Honda-Powered Farmall H

Homer Weber has a Farmall H with a 500cc, twin shaft drive, Honda motorcycle engine. While he doesn't know what the drawbar horsepower is, he knows he can do 35 mph down the road when he drives it to area parades.

"I repair farm machinery, and a customer had an H with a bad block," recalls Weber. "He didn't want to fix it, so he sold it to me as is. I had this old motorcycle engine, so I decided to stick it in the H."

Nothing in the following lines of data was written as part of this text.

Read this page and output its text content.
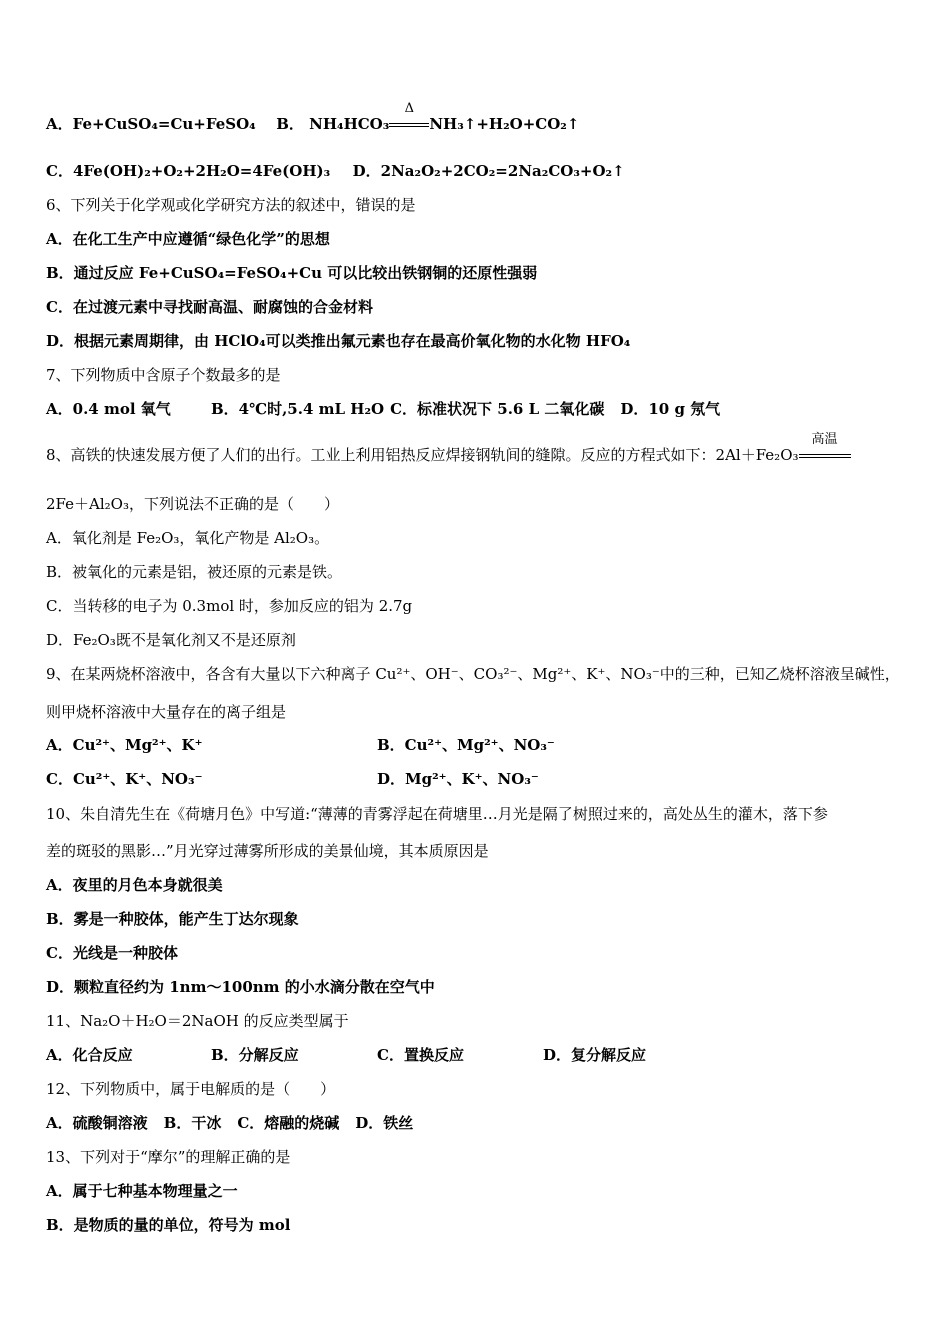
A．Fe+CuSO₄=Cu+FeSO₄ B． NH₄HCO₃
Δ
NH₃↑+H₂O+CO₂↑
C．4Fe(OH)₂+O₂+2H₂O=4Fe(OH)₃ D．2Na₂O₂+2CO₂=2Na₂CO₃+O₂↑
6、下列关于化学观或化学研究方法的叙述中，错误的是
A．在化工生产中应遵循“绿色化学”的思想
B．通过反应 Fe+CuSO₄=FeSO₄+Cu 可以比较出铁钢铜的还原性强弱
C．在过渡元素中寻找耐高温、耐腐蚀的合金材料
D．根据元素周期律，由 HClO₄可以类推出氟元素也存在最高价氧化物的水化物 HFO₄
7、下列物质中含原子个数最多的是
A．0.4 mol 氧气	B．4℃时,5.4 mL H₂O C．标准状况下 5.6 L 二氧化碳 D．10 g 氖气
8、高铁的快速发展方便了人们的出行。工业上利用铝热反应焊接钢轨间的缝隙。反应的方程式如下：2Al＋Fe₂O₃
高温
2Fe＋Al₂O₃，下列说法不正确的是（　　）
A．氧化剂是 Fe₂O₃，氧化产物是 Al₂O₃。
B．被氧化的元素是铝，被还原的元素是铁。
C．当转移的电子为 0.3mol 时，参加反应的铝为 2.7g
D．Fe₂O₃既不是氧化剂又不是还原剂
9、在某两烧杯溶液中，各含有大量以下六种离子 Cu²⁺、OH⁻、CO₃²⁻、Mg²⁺、K⁺、NO₃⁻中的三种，已知乙烧杯溶液呈碱性，
则甲烧杯溶液中大量存在的离子组是
A．Cu²⁺、Mg²⁺、K⁺	B．Cu²⁺、Mg²⁺、NO₃⁻
C．Cu²⁺、K⁺、NO₃⁻	D．Mg²⁺、K⁺、NO₃⁻
10、朱自清先生在《荷塘月色》中写道:“薄薄的青雾浮起在荷塘里…月光是隔了树照过来的，高处丛生的灌木，落下参
差的斑驳的黑影…”月光穿过薄雾所形成的美景仙境，其本质原因是
A．夜里的月色本身就很美
B．雾是一种胶体，能产生丁达尔现象
C．光线是一种胶体
D．颗粒直径约为 1nm～100nm 的小水滴分散在空气中
11、Na₂O＋H₂O＝2NaOH 的反应类型属于
A．化合反应	B．分解反应	C．置换反应	D．复分解反应
12、下列物质中，属于电解质的是（　　）
A．硫酸铜溶液 B．干冰 C．熔融的烧碱 D．铁丝
13、下列对于“摩尔”的理解正确的是
A．属于七种基本物理量之一
B．是物质的量的单位，符号为 mol
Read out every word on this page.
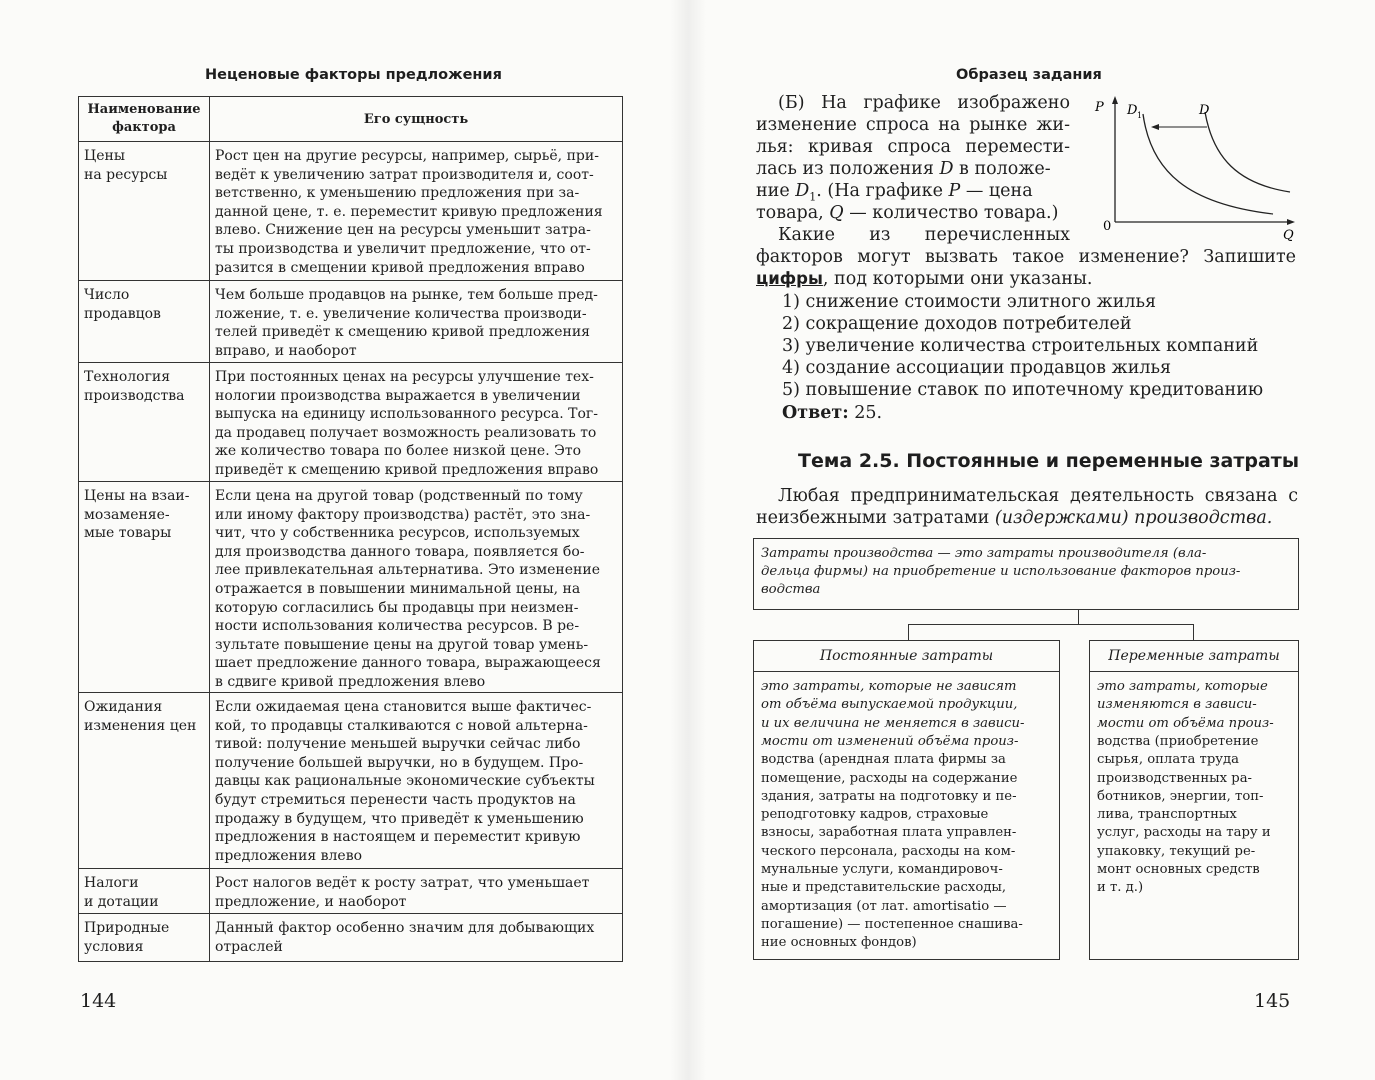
Неценовые факторы предложения
Наименование
фактора	Его сущность
Цены
на ресурсы
Рост цен на другие ресурсы, например, сырьё, при-
ведёт к увеличению затрат производителя и, соот-
ветственно, к уменьшению предложения при за-
данной цене, т. е. переместит кривую предложения
влево. Снижение цен на ресурсы уменьшит затра-
ты производства и увеличит предложение, что от-
разится в смещении кривой предложения вправо
Число
продавцов
Чем больше продавцов на рынке, тем больше пред-
ложение, т. е. увеличение количества производи-
телей приведёт к смещению кривой предложения
вправо, и наоборот
Технология
производства
При постоянных ценах на ресурсы улучшение тех-
нологии производства выражается в увеличении
выпуска на единицу использованного ресурса. Тог-
да продавец получает возможность реализовать то
же количество товара по более низкой цене. Это
приведёт к смещению кривой предложения вправо
Цены на взаи-
мозаменяе-
мые товары
Если цена на другой товар (родственный по тому
или иному фактору производства) растёт, это зна-
чит, что у собственника ресурсов, используемых
для производства данного товара, появляется бо-
лее привлекательная альтернатива. Это изменение
отражается в повышении минимальной цены, на
которую согласились бы продавцы при неизмен-
ности использования количества ресурсов. В ре-
зультате повышение цены на другой товар умень-
шает предложение данного товара, выражающееся
в сдвиге кривой предложения влево
Ожидания
изменения цен
Если ожидаемая цена становится выше фактичес-
кой, то продавцы сталкиваются с новой альтерна-
тивой: получение меньшей выручки сейчас либо
получение большей выручки, но в будущем. Про-
давцы как рациональные экономические субъекты
будут стремиться перенести часть продуктов на
продажу в будущем, что приведёт к уменьшению
предложения в настоящем и переместит кривую
предложения влево
Налоги
и дотации
Рост налогов ведёт к росту затрат, что уменьшает
предложение, и наоборот
Природные
условия
Данный фактор особенно значим для добывающих
отраслей
144
Образец задания
(Б) На графике изображено
изменение спроса на рынке жи-
лья: кривая спроса перемести-
лась из положения D в положе-
ние $D_1$. (На графике P — цена
товара, Q — количество товара.)
Какие из перечисленных
факторов могут вызвать такое изменение? Запишите
цифры, под которыми они указаны.
P
0
Q
D 1	D
1) снижение стоимости элитного жилья
2) сокращение доходов потребителей
3) увеличение количества строительных компаний
4) создание ассоциации продавцов жилья
5) повышение ставок по ипотечному кредитованию
Ответ: 25.
Тема 2.5. Постоянные и переменные затраты
Любая предпринимательская деятельность связана с
неизбежными затратами (издержками) производства.
Затраты производства — это затраты производителя (вла-
дельца фирмы) на приобретение и использование факторов произ-
водства
Постоянные затраты
это затраты, которые не зависят
от объёма выпускаемой продукции,
и их величина не меняется в зависи-
мости от изменений объёма произ-
водства (арендная плата фирмы за
помещение, расходы на содержание
здания, затраты на подготовку и пе-
реподготовку кадров, страховые
взносы, заработная плата управлен-
ческого персонала, расходы на ком-
мунальные услуги, командировоч-
ные и представительские расходы,
амортизация (от лат. amortisatio —
погашение) — постепенное снашива-
ние основных фондов)
Переменные затраты
это затраты, которые
изменяются в зависи-
мости от объёма произ-
водства (приобретение
сырья, оплата труда
производственных ра-
ботников, энергии, топ-
лива, транспортных
услуг, расходы на тару и
упаковку, текущий ре-
монт основных средств
и т. д.)
145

Weber fabricated mountings for the engine and modified the H drive shaft and the shaft coupler to the five-speed Farmall transmission. He cut off the original H clutch shaft and welded it to the Honda drive shaft. He used the universal joint from the Honda and substituted a true universal at the H's rear end.

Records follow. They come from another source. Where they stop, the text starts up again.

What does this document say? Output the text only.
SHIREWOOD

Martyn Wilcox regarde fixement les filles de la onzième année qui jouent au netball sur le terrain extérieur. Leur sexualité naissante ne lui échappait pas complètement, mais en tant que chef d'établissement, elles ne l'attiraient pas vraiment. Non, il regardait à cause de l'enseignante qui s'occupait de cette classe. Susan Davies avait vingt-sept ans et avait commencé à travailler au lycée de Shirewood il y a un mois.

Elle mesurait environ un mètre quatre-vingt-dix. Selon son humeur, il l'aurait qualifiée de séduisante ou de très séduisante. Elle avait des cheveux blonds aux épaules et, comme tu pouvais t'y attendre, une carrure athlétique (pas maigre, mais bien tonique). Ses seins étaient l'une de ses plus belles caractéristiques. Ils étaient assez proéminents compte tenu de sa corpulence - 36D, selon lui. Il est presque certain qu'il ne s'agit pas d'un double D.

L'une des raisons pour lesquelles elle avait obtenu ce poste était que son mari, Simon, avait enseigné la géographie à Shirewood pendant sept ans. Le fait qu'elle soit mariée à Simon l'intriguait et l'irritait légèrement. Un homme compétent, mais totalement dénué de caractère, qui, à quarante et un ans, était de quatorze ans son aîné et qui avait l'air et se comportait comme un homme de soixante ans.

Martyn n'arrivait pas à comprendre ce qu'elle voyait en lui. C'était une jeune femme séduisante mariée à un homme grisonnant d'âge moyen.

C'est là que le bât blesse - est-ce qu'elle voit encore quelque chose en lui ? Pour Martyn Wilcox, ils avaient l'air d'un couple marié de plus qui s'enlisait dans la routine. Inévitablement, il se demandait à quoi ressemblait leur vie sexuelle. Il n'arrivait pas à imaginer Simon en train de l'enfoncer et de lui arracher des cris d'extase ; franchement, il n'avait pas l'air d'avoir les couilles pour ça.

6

"The coupler in the back of the H wasn't a true universal, so I had to put a universal in to match the one on the Honda drive shaft," explains Weber.

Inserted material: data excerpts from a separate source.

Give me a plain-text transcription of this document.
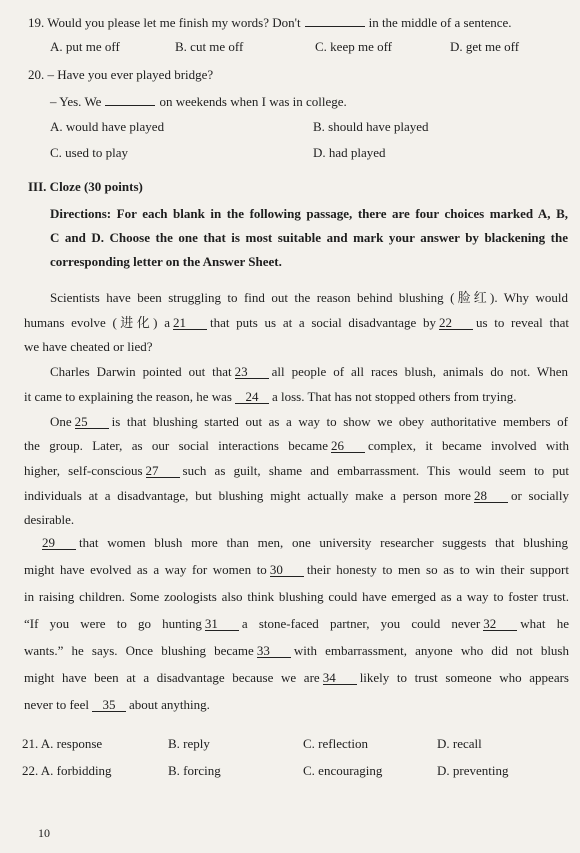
19. Would you please let me finish my words? Don't	in the middle of a sentence.
A. put me off	B. cut me off	C. keep me off	D. get me off
20. – Have you ever played bridge?
– Yes. We	on weekends when I was in college.
A. would have played	B. should have played
C. used to play	D. had played
III. Cloze (30 points)
Directions: For each blank in the following passage, there are four choices marked A, B,
C and D. Choose the one that is most suitable and mark your answer by blackening the
corresponding letter on the Answer Sheet.
Scientists have been struggling to find out the reason behind blushing (脸红). Why would
humans evolve (进化) a 21 that puts us at a social disadvantage by 22 us to reveal that
we have cheated or lied?
Charles Darwin pointed out that 23 all people of all races blush, animals do not. When
it came to explaining the reason, he was 24 a loss. That has not stopped others from trying.
One 25 is that blushing started out as a way to show we obey authoritative members of
the group. Later, as our social interactions became 26 complex, it became involved with
higher, self-conscious 27 such as guilt, shame and embarrassment. This would seem to put
individuals at a disadvantage, but blushing might actually make a person more 28 or socially
desirable.
29 that women blush more than men, one university researcher suggests that blushing
might have evolved as a way for women to 30 their honesty to men so as to win their support
in raising children. Some zoologists also think blushing could have emerged as a way to foster trust.
“If you were to go hunting 31 a stone-faced partner, you could never 32 what he
wants.” he says. Once blushing became 33 with embarrassment, anyone who did not blush
might have been at a disadvantage because we are 34 likely to trust someone who appears
never to feel 35 about anything.
21. A. response	B. reply	C. reflection	D. recall
22. A. forbidding	B. forcing	C. encouraging	D. preventing
10
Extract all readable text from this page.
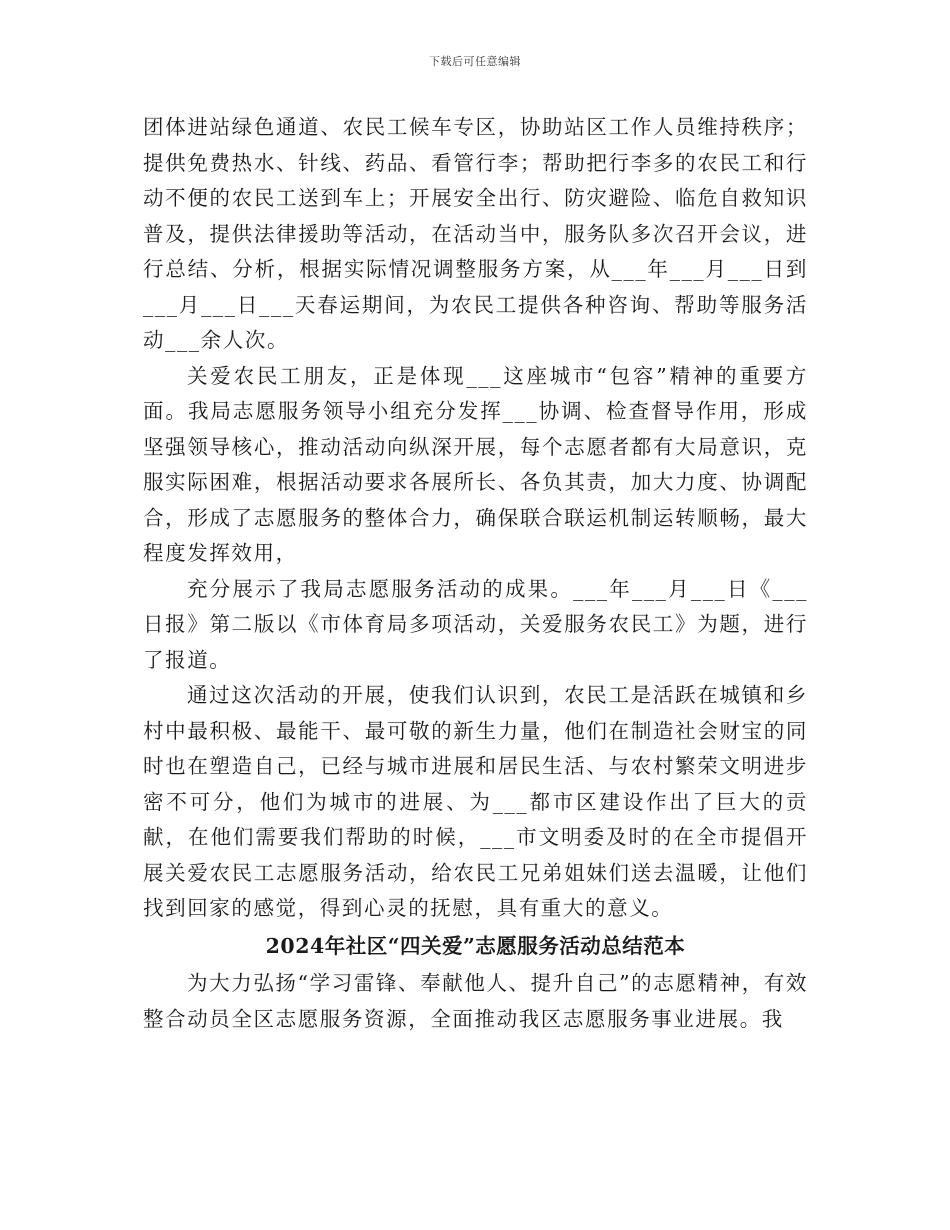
下载后可任意编辑

团体进站绿色通道、农民工候车专区，协助站区工作人员维持秩序；提供免费热水、针线、药品、看管行李；帮助把行李多的农民工和行动不便的农民工送到车上；开展安全出行、防灾避险、临危自救知识普及，提供法律援助等活动，在活动当中，服务队多次召开会议，进行总结、分析，根据实际情况调整服务方案，从___年___月___日到___月___日___天春运期间，为农民工提供各种咨询、帮助等服务活动___余人次。

关爱农民工朋友，正是体现___这座城市“包容”精神的重要方面。我局志愿服务领导小组充分发挥___协调、检查督导作用，形成坚强领导核心，推动活动向纵深开展，每个志愿者都有大局意识，克服实际困难，根据活动要求各展所长、各负其责，加大力度、协调配合，形成了志愿服务的整体合力，确保联合联运机制运转顺畅，最大程度发挥效用，

充分展示了我局志愿服务活动的成果。___年___月___日《___日报》第二版以《市体育局多项活动，关爱服务农民工》为题，进行了报道。

通过这次活动的开展，使我们认识到，农民工是活跃在城镇和乡村中最积极、最能干、最可敬的新生力量，他们在制造社会财宝的同时也在塑造自己，已经与城市进展和居民生活、与农村繁荣文明进步密不可分，他们为城市的进展、为___都市区建设作出了巨大的贡献，在他们需要我们帮助的时候，___市文明委及时的在全市提倡开展关爱农民工志愿服务活动，给农民工兄弟姐妹们送去温暖，让他们找到回家的感觉，得到心灵的抚慰，具有重大的意义。

2024年社区“四关爱”志愿服务活动总结范本

为大力弘扬“学习雷锋、奉献他人、提升自己”的志愿精神，有效整合动员全区志愿服务资源，全面推动我区志愿服务事业进展。我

The Honda engine block contained the original five-speed motorcycle transmission and clutch. When Weber was finished with his modifications, he had a tractor with 25 forward gears and 5 reverse. He attached the Honda clutch to the H clutch pedal so he could shift both transmissions at once. He connected a rod from the Honda gear-shifting pedal to the former hydraulic lever by the steering wheel. To finish it off, Weber mounted a tractor exhaust on each side of the Honda two-cylinder.

"When I put it in first, it just creeps along, but when I put it in the top gear, it will do 30 to 35," says Weber. "I use it to pull equipment in and out of the shop, but mostly it's just used for fun."